The disaster vanished into wartime censorship almost before the wreckage cooled. No newspaper could report it; only the people of Mackay, who had seen the men in their streets, knew what had occurred, and even they were expected to stay quiet. The wider world learned nothing until after VJ Day in 1945, and the United States military did not formally declassify the crash until 1958. Some families never received an honest account of how their sons and husbands had died, told only that the man had been killed in an air crash in the south-west Pacific. The reckoning came late. A memorial was unveiled at Bakers Creek in 1992, with a propeller and a model Fortress and the forty names; another was dedicated in the United States and now stands near the gate to Arlington National Cemetery. Each June, the men are remembered at last, openly, the way they should have been all along.

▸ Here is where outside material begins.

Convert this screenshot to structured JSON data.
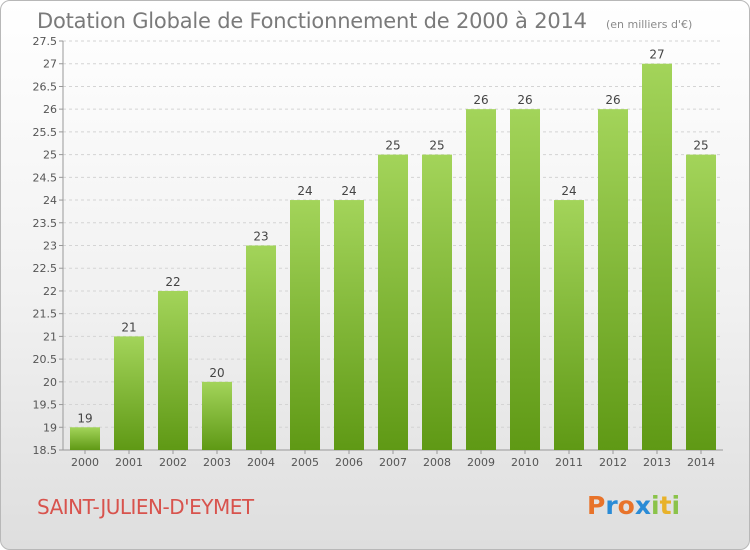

The crash site lies at roughly 21.22 degrees south, 149.15 degrees east, near Bakers Creek about 8 km south of central Mackay on the central Queensland coast. The aircraft had departed the wartime Mackay airfield, near the site of today's Mackay Airport (ICAO YBMK), bound across the Coral Sea for Port Moresby. From the air the area is low coastal country south of the Mackay urban grid, cut by Bakers Creek and surrounded by cane fields; the memorial stands inland of the coast. This is a place to overfly with respect rather than spectacle. Note the conditions that contributed to the 1943 disaster: pre-dawn fog and poor visibility are realistic hazards on this coast, and the dry winter months generally offer far clearer air than the December-to-March wet season.